One of the popular tourist attractions in Naples is the Royal Palace whose adjacent grounds house the San Carlo Theater, a museum, the National Library of Naples and a number of city offices, including those of the regional tourist board.
The palace itself happens to be one of the four residences used by the Bourbon Kings of Naples during their rule of the Kingdom of Two Sicilies (1730-1860), the others being the palace in Caserta, the palace on the Capodimonte hill overlooking Naples and the palace in Portici on the slopes of Vesuvius. The third one now houses the agricultural department of the University of Naples.
The Royal Palace was designed by Domenico Fontana and it was erected on the site of an even older Spanish viceroyal residence from the early 16th century. The royal residence was moved to Caserta in the 18th century, as that inland town was more defensible from naval assault than Naples.

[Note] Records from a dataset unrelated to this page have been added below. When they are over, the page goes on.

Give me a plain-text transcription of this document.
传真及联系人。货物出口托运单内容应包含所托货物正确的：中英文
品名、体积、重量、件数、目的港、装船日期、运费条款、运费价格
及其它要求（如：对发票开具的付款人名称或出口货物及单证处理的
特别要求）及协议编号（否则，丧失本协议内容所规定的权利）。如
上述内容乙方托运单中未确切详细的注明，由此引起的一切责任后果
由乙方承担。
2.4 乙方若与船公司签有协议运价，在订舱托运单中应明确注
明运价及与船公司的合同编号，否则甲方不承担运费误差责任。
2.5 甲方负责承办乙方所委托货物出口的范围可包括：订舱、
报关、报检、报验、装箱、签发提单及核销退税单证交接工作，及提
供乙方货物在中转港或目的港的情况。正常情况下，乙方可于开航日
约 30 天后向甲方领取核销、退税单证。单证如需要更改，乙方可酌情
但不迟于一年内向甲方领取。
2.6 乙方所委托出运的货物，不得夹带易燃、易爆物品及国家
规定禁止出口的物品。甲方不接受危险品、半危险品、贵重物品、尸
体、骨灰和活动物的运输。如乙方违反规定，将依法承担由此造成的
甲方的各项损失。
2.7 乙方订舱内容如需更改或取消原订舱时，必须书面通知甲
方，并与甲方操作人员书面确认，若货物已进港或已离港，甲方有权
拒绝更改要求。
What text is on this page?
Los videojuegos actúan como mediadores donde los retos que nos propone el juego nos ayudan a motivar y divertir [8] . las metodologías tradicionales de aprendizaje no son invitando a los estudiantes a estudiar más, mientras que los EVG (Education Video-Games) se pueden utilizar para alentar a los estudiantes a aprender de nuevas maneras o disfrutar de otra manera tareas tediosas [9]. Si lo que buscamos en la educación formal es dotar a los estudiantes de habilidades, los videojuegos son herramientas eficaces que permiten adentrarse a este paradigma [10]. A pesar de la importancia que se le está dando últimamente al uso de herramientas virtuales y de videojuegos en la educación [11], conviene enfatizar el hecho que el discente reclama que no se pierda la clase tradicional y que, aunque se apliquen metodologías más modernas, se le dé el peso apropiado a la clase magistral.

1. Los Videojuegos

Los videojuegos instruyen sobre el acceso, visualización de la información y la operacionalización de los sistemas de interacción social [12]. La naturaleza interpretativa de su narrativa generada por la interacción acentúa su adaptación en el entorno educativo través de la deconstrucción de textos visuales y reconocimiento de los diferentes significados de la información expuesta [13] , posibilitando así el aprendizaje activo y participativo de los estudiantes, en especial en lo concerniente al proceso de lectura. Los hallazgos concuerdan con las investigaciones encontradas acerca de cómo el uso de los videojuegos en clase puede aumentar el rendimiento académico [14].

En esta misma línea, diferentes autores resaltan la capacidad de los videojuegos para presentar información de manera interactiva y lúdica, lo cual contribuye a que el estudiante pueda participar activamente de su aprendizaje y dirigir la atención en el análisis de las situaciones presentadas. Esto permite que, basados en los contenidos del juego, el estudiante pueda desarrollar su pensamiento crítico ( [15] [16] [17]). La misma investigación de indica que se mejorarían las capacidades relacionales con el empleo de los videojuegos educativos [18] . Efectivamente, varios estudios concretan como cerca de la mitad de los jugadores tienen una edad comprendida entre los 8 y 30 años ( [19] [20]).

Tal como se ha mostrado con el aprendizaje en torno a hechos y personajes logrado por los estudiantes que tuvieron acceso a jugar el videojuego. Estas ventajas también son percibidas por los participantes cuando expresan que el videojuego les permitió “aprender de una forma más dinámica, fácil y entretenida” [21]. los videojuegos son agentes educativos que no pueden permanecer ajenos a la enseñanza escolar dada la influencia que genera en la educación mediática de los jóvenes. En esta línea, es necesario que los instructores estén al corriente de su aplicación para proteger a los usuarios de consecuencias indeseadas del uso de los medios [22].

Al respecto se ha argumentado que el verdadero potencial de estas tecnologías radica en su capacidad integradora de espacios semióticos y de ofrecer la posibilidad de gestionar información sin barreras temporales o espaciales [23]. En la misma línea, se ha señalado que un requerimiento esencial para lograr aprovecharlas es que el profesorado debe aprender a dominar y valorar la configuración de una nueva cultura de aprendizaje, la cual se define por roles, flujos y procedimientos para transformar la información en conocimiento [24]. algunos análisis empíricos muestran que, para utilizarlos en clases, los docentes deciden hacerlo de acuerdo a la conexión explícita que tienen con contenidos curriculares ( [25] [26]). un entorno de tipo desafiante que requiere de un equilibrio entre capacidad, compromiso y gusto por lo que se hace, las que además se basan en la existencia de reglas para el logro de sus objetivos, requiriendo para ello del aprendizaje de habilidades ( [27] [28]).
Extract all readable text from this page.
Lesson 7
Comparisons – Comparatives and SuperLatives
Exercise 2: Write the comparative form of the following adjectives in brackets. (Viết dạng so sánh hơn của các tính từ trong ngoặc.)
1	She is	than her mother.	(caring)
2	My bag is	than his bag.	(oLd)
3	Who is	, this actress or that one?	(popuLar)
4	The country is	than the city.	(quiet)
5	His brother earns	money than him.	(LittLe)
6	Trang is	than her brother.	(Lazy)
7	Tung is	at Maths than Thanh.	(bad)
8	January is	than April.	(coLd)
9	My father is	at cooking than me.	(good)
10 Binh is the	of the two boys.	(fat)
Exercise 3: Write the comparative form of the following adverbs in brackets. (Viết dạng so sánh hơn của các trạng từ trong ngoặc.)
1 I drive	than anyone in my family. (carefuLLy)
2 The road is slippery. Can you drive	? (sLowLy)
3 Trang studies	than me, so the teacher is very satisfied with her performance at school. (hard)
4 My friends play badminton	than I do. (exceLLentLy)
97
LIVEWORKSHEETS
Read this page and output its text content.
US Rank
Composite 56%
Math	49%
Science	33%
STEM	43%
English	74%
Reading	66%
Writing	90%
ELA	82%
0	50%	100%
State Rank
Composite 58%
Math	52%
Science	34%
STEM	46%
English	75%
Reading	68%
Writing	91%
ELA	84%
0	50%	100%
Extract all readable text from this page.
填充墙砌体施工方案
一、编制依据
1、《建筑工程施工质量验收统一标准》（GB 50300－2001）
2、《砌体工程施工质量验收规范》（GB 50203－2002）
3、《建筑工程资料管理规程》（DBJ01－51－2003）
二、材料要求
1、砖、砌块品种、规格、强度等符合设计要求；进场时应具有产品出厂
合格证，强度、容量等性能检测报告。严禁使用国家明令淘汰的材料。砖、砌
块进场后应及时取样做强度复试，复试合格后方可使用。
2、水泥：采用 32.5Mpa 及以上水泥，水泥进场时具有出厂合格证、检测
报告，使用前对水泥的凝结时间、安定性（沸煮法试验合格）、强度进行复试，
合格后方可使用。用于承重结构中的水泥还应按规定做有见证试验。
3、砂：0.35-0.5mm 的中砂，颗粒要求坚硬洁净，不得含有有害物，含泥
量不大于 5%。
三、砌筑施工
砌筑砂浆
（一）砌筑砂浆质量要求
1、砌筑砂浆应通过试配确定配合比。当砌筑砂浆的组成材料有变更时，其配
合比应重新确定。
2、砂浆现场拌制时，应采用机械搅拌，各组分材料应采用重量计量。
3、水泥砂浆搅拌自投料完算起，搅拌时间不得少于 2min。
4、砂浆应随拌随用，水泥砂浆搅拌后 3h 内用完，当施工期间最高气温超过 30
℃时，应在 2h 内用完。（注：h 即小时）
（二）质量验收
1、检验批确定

Various modifications and additions have been made to the palace giving it the present look. Resorations were made after a fire had damaged much of the palace and also after World War II to repair bomb damage. The western façade side of the building displays a series of statues of the rulers of dynasties to rule Naples since the foundation of the Kingdom of Naples in the twelfth century. They are: Roger II, Frederick II of Hohenstaufen, Charles of Anjou, Alfonse of Aragon, Emperor Charles V, Charles VII of Naples, Joachim Murat, and Victor Emanuel II of Savoy, the first king of united Italy.